Sending web push to APNs (https://web.push.apple.com) responds with 403 Forbidden

[rsdickerson]

Has anyone got web push working with iOS Safari (w/PWA)?

I posted the following on StackOverflow, but got no response.

We can send web push from java server to PWA on Android/Chrome works fine, but sending to PWA on iPhone/Safari fails with 403 Forbidden.

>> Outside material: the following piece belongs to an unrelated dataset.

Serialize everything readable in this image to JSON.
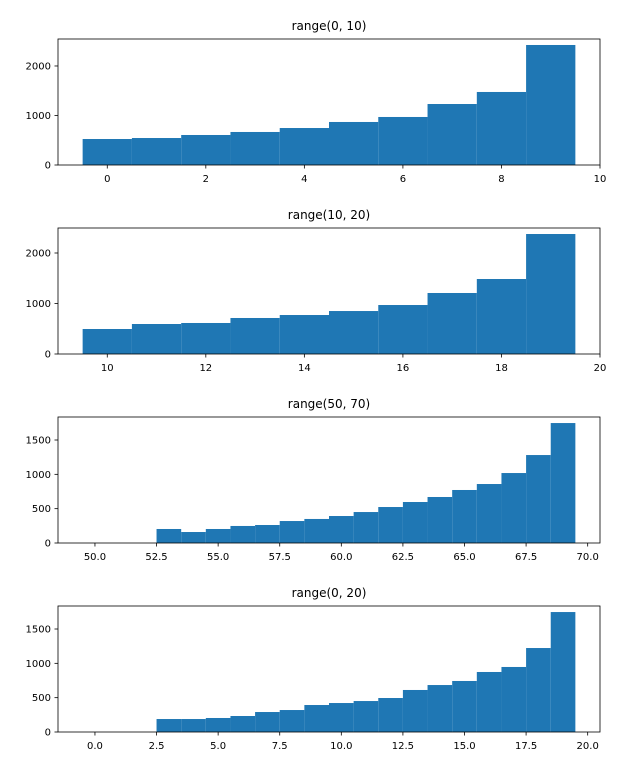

Works fine on Android phone

• PWA gets installed on Android phone via Chrome
• User clicks Subscribe button in app and grants permission
• App gets Subscription using server's VAPID public key
• PWA sends Subscription (endpoint, keys) to server
• Server sends web push to subscription endpoint (https://fcm.googleapis.com/fcm/send/...)
• FCM responds with 201 Created
• PWA service worker gets the "push" event and shows the notification

Request to fcm.googleapis.com

url:https://fcm.googleapis.com/wp/evZRV...IeBQGGaRfGK
Authorization=vapid t=eyJ0eXAiOi...o2jHfWJGw, k=BHBlZKwyYa...SclQckMDxE
Content-Encoding=aes128gcm
TTL=2419200
Crypto-Key=p256ecds...lQckMDxE=
Content-Type=application/octet-stream
method:POST
protocol version:HTTP/1.1
entity:[Content-Length: 219,Chunked: false]

Response

statusline:HTTP/1.1 201 Created
Location=https://fcm.googleapis.com/0:1705097911549557%0f493ae6f9fd7ecd
X-Content-Type-Options=nosniff
X-Frame-Options=SAMEORIGIN
X-Xss-Protection=0
Date=Fri, 12 Jan 2024 22:18:31 GMT
Content-Length=0
Content-Type=text/html; charset=UTF-8
Alt-Svc=h3=":443"; ma=2592000,h3-29=":443"; ma=2592000
protocol version:HTTP/1.1
entity:[Content-Type: text/html; charset=UTF-8,Content-Length: 0,Chunked: false]

Fails on iPhone

• PWA gets installed on iPhone via Safari
• User clicks Subscribe button in app and grants permission
• App gets Subscription using server's VAPID public key
• PWA sends Subscription (endpoint, keys) to server
• Server sends web push to subscription endpoint (https://web.push.apple.com/...)
• FCM responds with 403 Forbidden
• PWA service worker never gets the "push" event

Request to web.push.apple.com

url:https://web.push.apple.com/QPU8aHza...q44-RonI
Authorization=vapid t=eyJ0eXAiO...DKVX7h5g, k=BHBlZKwy...QckMDxE
Content-Encoding=aes128gcm
TTL=2419200
Crypto-Key=p256ecdsa=BHBlZKwy...clQckMDxE=
Content-Type=application/octet-stream
method:POST
protocol version:HTTP/1.1
entity:[Content-Length: 219,Chunked: false]

Response

statusline:HTTP/1.1 403 Forbidden
content-type=text/plain; charset=UTF-8
apns-id=3597065D-3C81-ED1D-A56C-E5CED97D3BC1
protocol version:HTTP/1.1
entity:org.apache.http.client.entity.DecompressingEntity@6cbc2aee

I'm using the webpush-java library to prepare the web push request. Here's the send code:

JSONObject json = new JSONObject();

json.put("title", "Hello");

json.put("body", "This is a test.");

json.put("sub","mailto:myemail@mycompany.com");

PushService pushService = new PushService(publicKey, privateKey);
Notification notification = new Notification(subscription, json);

HttpPost httppost = pushService.preparePost(notification, Encoding.AES128GCM);

HttpClient httpclient = HttpClients.createDefault();

HttpResponse response = httpclient.execute(httppost);


Any help would be greatly appreciated.

[rsdickerson]

Here's the StackOverflow post for reference.
https://stackoverflow.com/questions/77809621/sending-web-push-to-apns-https-web-push-apple-com-responds-with-403-forbidde

[charleshope]

It seems to me that your usage of the library is non-standard. Why bother creating your own Http objects? Maybe try following the simpler usage in the example code?

[krissvaa]

Seems to be related to this:
#201 (comment)

[don41382]

Thanks for the link @krissvaa to the comment. By adding a subject to the PushService it works 🥳 :

PushService(
    "publicKey",
    "privateKey",
    "mailto:example@mail.com",
)

[rsdickerson]

Dang. My bad. I should have updated you on how I got it working. Yes, adding the subject got it going.

The docs on the webpush-java library don't show this way of instantiating the PushService. I did find it clearly shown on webpush.